Buggy Grip works well also,


----------



## TOYMINATOR (Apr 21, 2004)

where do I find these?


----------



## TOYMINATOR (Apr 21, 2004)

CDW35 said:


> Buggy Grip works well also,


Used,Simple Green works better and smells less.


----------



## ScottH (Nov 24, 2005)

We, Team Coyote, make it to use on cap tires.


----------



## TeamGoodwrench (Oct 14, 2002)

GM Top Engine Cleaner


----------



## CDW35 (Jan 17, 2006)

TOYMINATOR said:


> Used,Simple Green works better and smells less.


True! :thumbsup: Buggy grip is some strong stuff! :freak:


----------



## trailranger (Feb 9, 2006)

I heard "Soy Gel" really softens tires, make them look like crayons on hot payment...


----------



## 420 Tech R/C (Sep 15, 2006)

a freind of mine recently tried using absorbine Jr. because of the similar smell to buggy grip , and beleive it or not he now swears by it for running on hard packed clay!!!


----------



## needthat22 (Jun 21, 2005)

pb blaster but this stuff stink


----------



## Vanwall (Feb 22, 2004)

"GOOF OFF"

http://www.valsparglobal.com/val/resident/goof-off.jsp

Not the best stuff to smell but it works and drys fast. 

I'm not sure what the MSDS is for the stuff but I would be careful.

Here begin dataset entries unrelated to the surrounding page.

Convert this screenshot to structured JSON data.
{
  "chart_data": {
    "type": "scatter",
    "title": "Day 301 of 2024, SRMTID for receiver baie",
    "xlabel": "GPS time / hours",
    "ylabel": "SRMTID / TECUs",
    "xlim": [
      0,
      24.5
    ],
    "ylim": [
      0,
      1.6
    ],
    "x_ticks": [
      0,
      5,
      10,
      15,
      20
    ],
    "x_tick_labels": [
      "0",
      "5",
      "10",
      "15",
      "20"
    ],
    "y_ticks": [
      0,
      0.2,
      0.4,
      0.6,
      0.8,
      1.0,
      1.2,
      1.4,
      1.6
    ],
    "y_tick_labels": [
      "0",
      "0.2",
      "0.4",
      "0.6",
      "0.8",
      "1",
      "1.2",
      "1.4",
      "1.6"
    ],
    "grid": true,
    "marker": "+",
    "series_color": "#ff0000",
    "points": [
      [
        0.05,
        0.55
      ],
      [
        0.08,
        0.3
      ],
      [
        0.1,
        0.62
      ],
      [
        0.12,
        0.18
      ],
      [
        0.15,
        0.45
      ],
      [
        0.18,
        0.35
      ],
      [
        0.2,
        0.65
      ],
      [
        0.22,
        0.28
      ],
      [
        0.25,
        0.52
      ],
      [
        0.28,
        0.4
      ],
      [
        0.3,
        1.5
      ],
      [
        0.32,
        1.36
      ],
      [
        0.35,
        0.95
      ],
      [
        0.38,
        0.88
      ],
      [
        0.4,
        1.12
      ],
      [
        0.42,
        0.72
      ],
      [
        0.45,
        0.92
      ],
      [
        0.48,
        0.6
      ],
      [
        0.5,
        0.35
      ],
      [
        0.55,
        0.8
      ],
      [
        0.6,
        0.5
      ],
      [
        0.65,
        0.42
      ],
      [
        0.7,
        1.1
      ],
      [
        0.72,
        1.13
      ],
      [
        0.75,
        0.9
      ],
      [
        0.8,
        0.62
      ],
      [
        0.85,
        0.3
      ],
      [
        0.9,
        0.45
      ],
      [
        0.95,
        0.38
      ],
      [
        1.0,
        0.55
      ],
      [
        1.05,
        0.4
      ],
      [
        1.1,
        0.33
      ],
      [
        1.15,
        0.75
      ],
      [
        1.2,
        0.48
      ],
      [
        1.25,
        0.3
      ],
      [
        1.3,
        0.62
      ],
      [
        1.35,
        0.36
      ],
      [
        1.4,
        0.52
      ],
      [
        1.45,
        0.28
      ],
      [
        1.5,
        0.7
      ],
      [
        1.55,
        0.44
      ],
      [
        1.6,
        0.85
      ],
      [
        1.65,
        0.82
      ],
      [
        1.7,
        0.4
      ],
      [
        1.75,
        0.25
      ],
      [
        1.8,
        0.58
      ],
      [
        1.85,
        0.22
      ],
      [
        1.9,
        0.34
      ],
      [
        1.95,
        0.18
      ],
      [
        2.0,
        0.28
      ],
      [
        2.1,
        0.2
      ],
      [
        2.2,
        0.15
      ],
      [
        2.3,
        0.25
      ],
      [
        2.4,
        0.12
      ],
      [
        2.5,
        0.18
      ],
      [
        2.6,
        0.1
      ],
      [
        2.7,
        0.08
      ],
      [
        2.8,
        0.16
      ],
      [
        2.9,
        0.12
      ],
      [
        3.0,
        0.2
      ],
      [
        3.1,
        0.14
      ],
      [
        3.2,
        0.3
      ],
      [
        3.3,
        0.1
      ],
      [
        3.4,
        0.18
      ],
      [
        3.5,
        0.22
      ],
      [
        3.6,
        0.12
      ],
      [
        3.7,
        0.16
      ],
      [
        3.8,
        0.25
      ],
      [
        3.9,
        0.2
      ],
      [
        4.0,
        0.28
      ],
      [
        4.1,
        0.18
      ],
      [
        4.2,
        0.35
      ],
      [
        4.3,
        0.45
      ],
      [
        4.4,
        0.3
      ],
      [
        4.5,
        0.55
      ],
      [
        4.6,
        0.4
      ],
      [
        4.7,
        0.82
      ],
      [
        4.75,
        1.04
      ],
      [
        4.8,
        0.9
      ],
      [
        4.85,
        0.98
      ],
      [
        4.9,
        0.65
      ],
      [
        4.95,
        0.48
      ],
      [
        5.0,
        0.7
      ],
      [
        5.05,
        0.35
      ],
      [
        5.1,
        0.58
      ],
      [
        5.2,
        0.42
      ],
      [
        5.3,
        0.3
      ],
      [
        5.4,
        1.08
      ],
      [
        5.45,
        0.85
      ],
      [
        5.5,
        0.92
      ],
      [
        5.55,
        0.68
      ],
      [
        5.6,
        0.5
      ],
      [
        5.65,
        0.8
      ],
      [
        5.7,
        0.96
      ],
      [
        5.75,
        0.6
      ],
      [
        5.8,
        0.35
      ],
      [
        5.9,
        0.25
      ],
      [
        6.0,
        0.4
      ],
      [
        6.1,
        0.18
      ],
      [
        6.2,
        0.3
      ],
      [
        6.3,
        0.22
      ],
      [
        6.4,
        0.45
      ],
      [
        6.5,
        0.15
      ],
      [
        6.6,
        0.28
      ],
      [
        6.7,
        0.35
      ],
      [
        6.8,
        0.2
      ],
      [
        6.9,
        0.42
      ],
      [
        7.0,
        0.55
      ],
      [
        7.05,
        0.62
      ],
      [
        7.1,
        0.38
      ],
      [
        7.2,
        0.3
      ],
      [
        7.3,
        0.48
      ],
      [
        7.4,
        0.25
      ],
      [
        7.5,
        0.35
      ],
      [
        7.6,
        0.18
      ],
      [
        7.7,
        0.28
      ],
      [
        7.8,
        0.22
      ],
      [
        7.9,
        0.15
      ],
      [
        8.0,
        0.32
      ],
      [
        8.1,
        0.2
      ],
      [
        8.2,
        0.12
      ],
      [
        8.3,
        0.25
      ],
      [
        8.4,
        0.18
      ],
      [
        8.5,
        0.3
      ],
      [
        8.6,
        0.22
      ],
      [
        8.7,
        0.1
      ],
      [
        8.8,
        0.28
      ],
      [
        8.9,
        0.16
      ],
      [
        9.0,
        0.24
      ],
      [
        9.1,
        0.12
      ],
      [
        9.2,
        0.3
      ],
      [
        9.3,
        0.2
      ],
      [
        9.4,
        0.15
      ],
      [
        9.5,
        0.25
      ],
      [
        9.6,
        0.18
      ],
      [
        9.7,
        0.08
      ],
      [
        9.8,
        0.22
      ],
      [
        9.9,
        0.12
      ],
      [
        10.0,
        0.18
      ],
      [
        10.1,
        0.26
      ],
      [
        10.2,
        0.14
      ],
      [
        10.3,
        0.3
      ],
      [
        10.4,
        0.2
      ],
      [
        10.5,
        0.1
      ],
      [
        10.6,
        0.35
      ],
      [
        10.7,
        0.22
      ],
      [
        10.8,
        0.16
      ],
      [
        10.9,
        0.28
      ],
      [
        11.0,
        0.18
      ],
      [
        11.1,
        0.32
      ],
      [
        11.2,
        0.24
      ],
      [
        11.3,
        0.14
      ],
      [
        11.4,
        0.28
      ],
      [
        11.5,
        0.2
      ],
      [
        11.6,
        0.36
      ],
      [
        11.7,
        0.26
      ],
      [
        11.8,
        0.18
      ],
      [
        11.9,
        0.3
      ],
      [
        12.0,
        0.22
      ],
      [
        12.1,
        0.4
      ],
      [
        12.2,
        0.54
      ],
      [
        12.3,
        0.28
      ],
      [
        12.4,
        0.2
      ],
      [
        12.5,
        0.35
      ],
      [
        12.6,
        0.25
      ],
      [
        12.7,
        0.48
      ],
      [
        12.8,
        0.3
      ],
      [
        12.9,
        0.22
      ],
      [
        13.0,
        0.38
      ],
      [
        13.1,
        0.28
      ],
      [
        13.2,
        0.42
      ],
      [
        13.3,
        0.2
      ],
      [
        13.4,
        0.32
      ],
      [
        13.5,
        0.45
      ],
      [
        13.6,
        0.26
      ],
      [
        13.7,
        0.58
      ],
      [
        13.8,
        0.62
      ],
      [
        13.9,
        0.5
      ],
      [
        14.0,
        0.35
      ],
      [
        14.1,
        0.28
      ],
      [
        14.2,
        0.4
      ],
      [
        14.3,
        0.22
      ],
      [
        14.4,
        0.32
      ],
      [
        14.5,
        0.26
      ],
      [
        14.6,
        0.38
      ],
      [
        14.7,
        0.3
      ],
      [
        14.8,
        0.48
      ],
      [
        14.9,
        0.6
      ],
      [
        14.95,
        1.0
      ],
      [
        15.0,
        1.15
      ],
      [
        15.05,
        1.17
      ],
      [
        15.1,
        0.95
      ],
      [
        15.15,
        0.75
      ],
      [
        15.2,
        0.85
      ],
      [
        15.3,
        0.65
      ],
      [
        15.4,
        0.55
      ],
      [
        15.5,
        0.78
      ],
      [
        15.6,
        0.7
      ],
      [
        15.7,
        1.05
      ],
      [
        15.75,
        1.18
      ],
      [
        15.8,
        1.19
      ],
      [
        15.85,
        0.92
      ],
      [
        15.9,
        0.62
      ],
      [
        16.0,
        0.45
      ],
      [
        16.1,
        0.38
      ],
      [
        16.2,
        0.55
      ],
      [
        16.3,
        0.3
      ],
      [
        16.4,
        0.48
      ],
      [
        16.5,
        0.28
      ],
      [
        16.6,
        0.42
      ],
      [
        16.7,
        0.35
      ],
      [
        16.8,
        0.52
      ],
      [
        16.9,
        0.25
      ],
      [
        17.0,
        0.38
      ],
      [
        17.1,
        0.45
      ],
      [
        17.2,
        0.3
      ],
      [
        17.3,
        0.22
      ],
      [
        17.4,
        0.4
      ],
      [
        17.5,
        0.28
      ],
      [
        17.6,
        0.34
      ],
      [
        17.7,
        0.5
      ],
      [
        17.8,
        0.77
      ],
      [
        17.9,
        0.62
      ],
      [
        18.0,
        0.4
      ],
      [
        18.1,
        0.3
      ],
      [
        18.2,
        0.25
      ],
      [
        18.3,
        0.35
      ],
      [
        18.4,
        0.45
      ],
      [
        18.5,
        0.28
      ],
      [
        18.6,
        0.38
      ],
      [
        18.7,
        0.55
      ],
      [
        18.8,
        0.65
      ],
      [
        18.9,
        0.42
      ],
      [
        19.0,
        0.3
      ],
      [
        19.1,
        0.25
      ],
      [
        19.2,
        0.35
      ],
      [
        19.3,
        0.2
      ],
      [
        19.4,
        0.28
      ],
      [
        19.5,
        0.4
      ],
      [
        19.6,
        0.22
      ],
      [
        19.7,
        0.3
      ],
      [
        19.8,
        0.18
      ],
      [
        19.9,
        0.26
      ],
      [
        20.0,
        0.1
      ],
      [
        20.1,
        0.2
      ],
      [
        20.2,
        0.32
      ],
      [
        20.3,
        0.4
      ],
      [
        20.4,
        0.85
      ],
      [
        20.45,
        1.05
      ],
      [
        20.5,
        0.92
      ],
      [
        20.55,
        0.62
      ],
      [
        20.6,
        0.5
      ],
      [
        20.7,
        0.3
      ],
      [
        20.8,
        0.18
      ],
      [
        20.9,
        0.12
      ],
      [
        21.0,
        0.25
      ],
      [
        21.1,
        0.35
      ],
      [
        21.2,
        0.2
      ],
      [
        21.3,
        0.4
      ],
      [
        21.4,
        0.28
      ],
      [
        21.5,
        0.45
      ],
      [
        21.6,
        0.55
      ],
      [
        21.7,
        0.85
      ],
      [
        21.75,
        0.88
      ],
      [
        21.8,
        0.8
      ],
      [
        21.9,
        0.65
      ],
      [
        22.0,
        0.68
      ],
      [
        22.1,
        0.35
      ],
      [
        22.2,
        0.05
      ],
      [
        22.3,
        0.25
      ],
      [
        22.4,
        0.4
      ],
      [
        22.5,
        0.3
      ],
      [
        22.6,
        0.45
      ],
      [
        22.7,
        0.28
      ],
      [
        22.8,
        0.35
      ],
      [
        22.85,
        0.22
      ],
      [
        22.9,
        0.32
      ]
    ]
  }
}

A toothbrush makes a good applicator.

Goof Off is the most popular at our indoor off road track.


----------



## TOYMINATOR (Apr 21, 2004)

Vanwall said:


> "GOOF OFF"
> 
> http://www.valsparglobal.com/val/resident/goof-off.jsp
> 
> ...


I'll give it a try and the PB Blaster I use both in my garage and have both the GOOF OFF is some WICKED stuff! My daughter got ahold of some BLUE model paint,it went through our new clothes dryer. Looked like sombody put a handfull of crayons in the dryer. 2 hours later and a lot of scrubbing it took ALL of the paint out of the dryer.I think it should soften the rubber.Thanks for the info.


----------



## BadSign (Sep 26, 2001)

Trinity Zip Free is very popular at the clay track I race. Really softens the rubber (much more than buggy grip) without repelling the moisture in the clay, like WD-40 and some other solvents.


----------